Avoiding Unqualified Buyers

Once you recognize the type of buyer you’re dealing with and their behaviors and expectations, it’s time to dig deeper. Understanding more about your buyers will allow you to weed out the pretenders, thereby spending more time on serious buyers and less on the dreamers. Let’s look at some practical applications for assessing buyers. 


A key part of your initial due diligence should be spent assessing the buyer’s motivations. How motivated do they appear to be? Do they quickly return your calls and emails? Are they eager to move forward, or are they overly critical of your business? 
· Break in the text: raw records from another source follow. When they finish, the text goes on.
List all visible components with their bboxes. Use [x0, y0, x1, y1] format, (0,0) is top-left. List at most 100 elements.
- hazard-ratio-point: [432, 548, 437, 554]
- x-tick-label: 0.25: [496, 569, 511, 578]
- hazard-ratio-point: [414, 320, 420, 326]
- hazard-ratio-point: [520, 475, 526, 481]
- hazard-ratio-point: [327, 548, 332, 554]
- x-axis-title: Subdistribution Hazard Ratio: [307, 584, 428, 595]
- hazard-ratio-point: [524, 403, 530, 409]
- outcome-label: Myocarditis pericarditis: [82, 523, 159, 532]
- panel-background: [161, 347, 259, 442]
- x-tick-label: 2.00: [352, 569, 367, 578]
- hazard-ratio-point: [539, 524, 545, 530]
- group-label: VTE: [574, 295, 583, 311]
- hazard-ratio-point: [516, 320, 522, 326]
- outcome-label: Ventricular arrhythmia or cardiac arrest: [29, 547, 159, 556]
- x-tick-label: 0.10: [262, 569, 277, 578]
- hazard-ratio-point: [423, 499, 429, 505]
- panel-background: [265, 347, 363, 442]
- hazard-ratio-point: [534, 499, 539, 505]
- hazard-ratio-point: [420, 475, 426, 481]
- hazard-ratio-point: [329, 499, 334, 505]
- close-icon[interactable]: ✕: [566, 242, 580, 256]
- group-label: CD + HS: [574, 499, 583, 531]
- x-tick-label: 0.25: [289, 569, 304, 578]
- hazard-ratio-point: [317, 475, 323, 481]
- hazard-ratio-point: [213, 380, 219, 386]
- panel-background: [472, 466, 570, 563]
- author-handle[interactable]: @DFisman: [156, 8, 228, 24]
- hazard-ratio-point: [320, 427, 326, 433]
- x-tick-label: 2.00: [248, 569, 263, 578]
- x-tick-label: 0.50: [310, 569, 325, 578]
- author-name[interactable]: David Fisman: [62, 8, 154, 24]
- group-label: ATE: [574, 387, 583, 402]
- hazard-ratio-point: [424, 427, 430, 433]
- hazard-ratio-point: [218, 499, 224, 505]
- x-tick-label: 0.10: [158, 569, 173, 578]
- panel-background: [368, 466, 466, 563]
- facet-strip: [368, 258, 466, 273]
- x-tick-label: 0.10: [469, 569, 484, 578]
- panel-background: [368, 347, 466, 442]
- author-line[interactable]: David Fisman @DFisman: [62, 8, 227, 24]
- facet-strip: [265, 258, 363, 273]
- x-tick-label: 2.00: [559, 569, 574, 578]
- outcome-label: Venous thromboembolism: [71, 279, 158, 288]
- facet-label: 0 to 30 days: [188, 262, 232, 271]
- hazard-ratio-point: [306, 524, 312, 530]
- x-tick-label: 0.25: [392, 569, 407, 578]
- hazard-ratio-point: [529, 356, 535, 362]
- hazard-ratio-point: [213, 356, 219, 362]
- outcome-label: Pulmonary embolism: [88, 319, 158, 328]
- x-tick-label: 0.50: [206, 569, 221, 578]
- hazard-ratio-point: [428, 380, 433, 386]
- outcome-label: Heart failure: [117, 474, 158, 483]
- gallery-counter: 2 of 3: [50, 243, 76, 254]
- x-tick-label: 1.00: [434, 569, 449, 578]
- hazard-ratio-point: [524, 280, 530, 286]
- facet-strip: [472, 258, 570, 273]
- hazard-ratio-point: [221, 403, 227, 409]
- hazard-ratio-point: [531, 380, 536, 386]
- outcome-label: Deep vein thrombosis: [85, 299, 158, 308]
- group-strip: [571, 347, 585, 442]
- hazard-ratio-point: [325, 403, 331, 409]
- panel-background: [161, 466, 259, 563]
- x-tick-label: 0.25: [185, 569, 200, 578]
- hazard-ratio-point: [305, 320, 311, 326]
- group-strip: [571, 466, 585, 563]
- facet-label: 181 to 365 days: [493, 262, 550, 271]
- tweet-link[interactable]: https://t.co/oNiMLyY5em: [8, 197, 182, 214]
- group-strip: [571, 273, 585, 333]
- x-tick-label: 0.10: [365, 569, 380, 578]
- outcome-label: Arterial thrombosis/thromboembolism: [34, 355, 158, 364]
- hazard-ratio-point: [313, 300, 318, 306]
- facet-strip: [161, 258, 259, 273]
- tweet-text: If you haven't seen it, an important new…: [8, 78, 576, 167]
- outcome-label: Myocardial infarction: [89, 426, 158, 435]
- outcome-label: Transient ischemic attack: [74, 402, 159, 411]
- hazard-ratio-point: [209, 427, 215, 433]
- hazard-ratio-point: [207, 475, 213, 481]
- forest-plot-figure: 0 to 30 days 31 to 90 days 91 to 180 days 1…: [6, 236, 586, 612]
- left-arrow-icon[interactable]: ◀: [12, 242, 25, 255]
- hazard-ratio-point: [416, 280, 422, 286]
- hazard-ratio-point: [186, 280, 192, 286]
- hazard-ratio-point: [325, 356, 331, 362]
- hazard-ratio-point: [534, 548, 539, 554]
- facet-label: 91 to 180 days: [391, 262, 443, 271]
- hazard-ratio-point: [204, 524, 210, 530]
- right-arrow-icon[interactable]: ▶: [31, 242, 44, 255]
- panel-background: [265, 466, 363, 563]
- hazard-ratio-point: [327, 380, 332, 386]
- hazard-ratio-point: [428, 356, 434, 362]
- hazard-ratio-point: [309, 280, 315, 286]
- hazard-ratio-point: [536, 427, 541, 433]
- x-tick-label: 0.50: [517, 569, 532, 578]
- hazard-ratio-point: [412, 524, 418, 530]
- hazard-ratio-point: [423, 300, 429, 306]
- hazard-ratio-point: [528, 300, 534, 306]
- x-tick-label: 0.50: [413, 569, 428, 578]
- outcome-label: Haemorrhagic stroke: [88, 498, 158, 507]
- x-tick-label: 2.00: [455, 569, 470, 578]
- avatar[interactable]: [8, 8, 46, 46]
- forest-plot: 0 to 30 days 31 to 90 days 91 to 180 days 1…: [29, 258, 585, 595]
A motivated buyer will eagerly jump through hoops. They’ll quickly return phone calls and emails. Despite any potential roadblocks, they’ll be keen to move forward. You don’t have to chase motivated buyers down – instead, they chase you down.

In 1964, Associate Supreme Court Justice Potter Stewart was asked to define hard-core pornography, to which he responded: “I shall not today attempt further to define the kinds of material I understand to be embraced … but I know it when I see it … ”

My response is the same when attempting to identify a motivated buyer – I know one when I see one. If you’re in doubt, it’s unlikely they’re truly serious about buying a business.

Why Buyers Disappear

Buyers can disappear for any number of reasons. Maybe their priorities unexpectedly changed. Maybe, as in the case of a corporate buyer, there was an internal shakeup and the person you were dealing with is “no longer with the company.” Maybe the economy – or their slice of the economy – took a nosedive, prompting a spending freeze or more caution going forward. Maybe they found a better deal.

Stuff happens.

The solution is simple – don’t get emotionally involved with any one buyer. This doesn’t mean you shouldn’t be aggressive about selling your business. You should be a go-getter, but keep a level head and focus on running your business during the process and remain emotionally detached from any specific buyer.

Another point is, don’t become too emotionally attached to the idea of selling. Many sellers seem overly eager to sell their company and spend far too much time and effort thinking about the process, so they end up neglecting their business in the short term. EBITDA often declines as a result, and the value of their business suffers. Keep the pedal to the metal up until the day of closing if you want to maximize the purchase price. 


Here are the key points to bear in mind as you screen potential buyers:

  • Keep your cool and focus on running your business. 
  • Prepare a simple plan to sell and execute it with precision. 
  • Don’t become emotionally attached to the idea of selling your business or to any single buyer.

Screening potential buyers will help ensure you’re dealing with serious buyers who have the means and determination to follow through on the purchase, saving you time and money in the long run. Understanding the differences between various buyer groups will help you decide how to best approach marketing your business while also maintaining confidentiality.